Hıristiyanların kendi aralarındaki savaşlarda rol oynayan sebep özde yani temel inanç konularıyla ilgilidir. Sünni-Şii mezhepler veya Sünni mezhep ve fırkalar arasındaki ihtilaflar savaş gerekçesi olamaz, zira söz konusu mezhep ve fırkalar arasındaki müşterekler “asgari” değil “azami”dir. Diğer dinler veya “heterodoksi” denen mezhep ve fırkalara ilişkin tutumda ise “asgari müşterekler” bir arada yaşamanın referansı olabilir. Bütün dinleri, mezhep ve inanç gruplarını kendi geniş kubbesi altında toplama kabiliyetine sahip İslamiyet referans alınmadığı, aksine siyasi ve askeri stratejilerin enstrümanı kullanıldığı, istismar edildiği için Müslümanların yarasına merhem olmuyor.
Batıl veya sapık da olsa bir din, mezheb veya fırkanın mensupları on binlerce, milyonlarca olabilir. Bir ülkede milyonlarca müntesibi olan ve bizce batıl olan bir fırkayı yok etmek mümkün mü? İslamiyet ölüm makinesi değildir, hayata hayat katan dindir. İslam, belli bir hukuk içinde gayrımüslimlerin can ve mal güvenliklerini sağlar, onlarla sağlıklı iletişim kurar, temel hak ve özgürlüklerin çerçevesini çizer. İslam nazarında hangi batıl inançta olursa olsun, insan hidayet bulma potansiyeline sahiptir, bu yüzden kimsenin hidayet bulma hakkı, fırsatı elinden alınamaz. 21. yüzyılın ilk yıllarından başlamak üzere Müslümanlar arasındaki çatışmanın potansiyeli tarihimizden kaynaklansa bile, tetikçisi dış faktördür.
Dönemin ABD Dışişleri Bakanı Henry Kissinger, İran-Irak savaşı döneminde “Amacımız onları birbirine öldürtmekti ve amacımıza ulaştık.” demişti. Bugün de belirlenen amaç doğrultusunda olaylar Irak’tan Suriye’ye ve bölgenin tamamına yayılma istidadı göstermektedir. Bölgemiz üzerinde uygulanan strateji; ülkeler, mezhepler ve etnik gruplar arası çatışmalara dayanıyor. Şu var ki durup dururken potansiyeller harekete geçmez, dış faktör bunda önemli rol oynar. İkiz Kulelerin vurulmasından sonra yine Kissinger “Bundan sonra Müslümanlar birbirleriyle savaşacak.” diyordu. Kissinger’in dediği oluyor, Müslümanlar bilinçsizce birbirlerinin kanını döküyorlar.
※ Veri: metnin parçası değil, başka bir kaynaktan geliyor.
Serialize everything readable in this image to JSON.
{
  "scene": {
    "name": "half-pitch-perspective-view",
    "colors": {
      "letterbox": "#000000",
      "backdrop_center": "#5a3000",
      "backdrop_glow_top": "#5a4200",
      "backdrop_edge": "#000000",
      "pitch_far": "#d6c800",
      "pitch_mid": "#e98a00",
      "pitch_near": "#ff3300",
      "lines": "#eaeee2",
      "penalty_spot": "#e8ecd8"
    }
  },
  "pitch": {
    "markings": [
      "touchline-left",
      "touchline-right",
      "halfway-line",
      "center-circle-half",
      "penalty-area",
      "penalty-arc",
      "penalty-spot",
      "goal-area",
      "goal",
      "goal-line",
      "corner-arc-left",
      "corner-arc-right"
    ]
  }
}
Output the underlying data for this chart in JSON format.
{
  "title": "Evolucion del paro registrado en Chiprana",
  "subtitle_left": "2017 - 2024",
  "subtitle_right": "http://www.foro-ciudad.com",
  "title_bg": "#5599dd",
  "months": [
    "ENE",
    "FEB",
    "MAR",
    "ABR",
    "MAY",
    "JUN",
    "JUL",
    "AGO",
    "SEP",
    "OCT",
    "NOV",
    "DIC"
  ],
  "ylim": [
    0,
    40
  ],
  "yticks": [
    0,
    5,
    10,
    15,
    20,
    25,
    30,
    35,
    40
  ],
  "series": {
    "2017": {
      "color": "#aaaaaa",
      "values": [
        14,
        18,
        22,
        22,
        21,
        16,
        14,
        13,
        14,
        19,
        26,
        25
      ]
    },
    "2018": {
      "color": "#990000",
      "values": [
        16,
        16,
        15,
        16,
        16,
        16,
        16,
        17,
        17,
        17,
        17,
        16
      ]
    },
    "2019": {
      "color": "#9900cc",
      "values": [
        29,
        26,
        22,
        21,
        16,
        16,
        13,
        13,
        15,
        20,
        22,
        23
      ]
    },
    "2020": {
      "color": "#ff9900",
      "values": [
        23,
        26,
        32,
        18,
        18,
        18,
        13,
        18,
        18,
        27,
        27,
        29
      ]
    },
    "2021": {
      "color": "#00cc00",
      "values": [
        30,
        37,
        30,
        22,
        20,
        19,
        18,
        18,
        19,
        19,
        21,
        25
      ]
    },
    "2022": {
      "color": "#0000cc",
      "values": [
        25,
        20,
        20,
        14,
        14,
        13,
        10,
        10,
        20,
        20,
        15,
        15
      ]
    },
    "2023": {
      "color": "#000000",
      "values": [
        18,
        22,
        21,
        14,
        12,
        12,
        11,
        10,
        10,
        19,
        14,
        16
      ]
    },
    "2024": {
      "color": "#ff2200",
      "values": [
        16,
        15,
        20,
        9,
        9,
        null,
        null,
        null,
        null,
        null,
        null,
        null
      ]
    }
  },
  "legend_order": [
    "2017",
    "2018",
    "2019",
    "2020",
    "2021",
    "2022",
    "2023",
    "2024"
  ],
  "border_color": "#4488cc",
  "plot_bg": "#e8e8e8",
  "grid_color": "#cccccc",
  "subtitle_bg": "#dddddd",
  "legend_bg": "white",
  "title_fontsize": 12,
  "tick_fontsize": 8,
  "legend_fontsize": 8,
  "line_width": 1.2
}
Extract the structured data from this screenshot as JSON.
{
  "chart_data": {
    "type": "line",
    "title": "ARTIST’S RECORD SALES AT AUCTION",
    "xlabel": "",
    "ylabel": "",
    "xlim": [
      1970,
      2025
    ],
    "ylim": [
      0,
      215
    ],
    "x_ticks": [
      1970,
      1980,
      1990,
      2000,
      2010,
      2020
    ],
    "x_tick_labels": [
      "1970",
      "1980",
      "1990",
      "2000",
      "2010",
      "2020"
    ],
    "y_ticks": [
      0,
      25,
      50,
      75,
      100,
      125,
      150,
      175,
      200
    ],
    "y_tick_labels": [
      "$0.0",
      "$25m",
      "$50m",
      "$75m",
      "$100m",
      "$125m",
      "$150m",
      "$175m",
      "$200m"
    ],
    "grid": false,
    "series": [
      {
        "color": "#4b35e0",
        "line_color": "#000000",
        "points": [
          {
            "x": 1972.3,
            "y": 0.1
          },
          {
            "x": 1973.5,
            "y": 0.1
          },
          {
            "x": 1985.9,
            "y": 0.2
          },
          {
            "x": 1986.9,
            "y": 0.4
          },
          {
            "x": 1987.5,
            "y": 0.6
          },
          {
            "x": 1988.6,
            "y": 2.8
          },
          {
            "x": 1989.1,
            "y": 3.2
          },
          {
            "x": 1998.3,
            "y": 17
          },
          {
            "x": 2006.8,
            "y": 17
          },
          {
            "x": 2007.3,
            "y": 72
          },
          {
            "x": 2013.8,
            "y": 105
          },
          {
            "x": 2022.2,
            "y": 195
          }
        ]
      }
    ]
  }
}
Üstelik bu savaşa sadece mezhep ve etnik çatışma değil, fırka ve cemaat arası farklılıkların yol açtığı çatışma biçimi de eklenmiş oldu.
Söz konusu kanlı savaş ve çatışmalar, adına “yaratıcı kaos” denen bir doktrine göre planlanıp yürütülmektedir. Kaosla, hem İslam dünyasının alternatif olma potansiyeli yok edilmek, hem küresel sistemin basit payandası haline getirilmek isteniyor. Doktrine göre toplum bileşenlerine ayrıştırılacak, her bir parça özerkleştirilecek, sonra mutlaklaştırılıp diğerleriyle çatıştırılacak. Mesela Sünni kendini mutlak hakikatin sahibi görecek, Şii ve Alevi’ye hak tanımayacak, Şii tarihi bir davanın peşine düşüp Ehl-i Beyt’in 1400 yıllık öcünü alacak, Kürt için kendi kavmi ve hakları dışında başka hiçbir değer önemli olmayacak, Türk ve Arap Kürt’ün hakkını tanımayacak. Her cemaat necatı kendi anlayışına indirgeyecek, diğerlerini batılda görecek.
Bir toplum bu çerçevede parçalandı mı her türlü dış saldırı ve müdahaleye açık hale gelir. Uzun zamandır yumuşak güç, kültür ve politikalar eşliğinde yüceltilen açık toplum aslında bu amaca hizmet eder hale getirildi. Müslüman toplumlar kendilerine ait olmayan değerlere açık hale getirilince kolayca bileşenlerine ayrılıp çatışacak hale geldiler.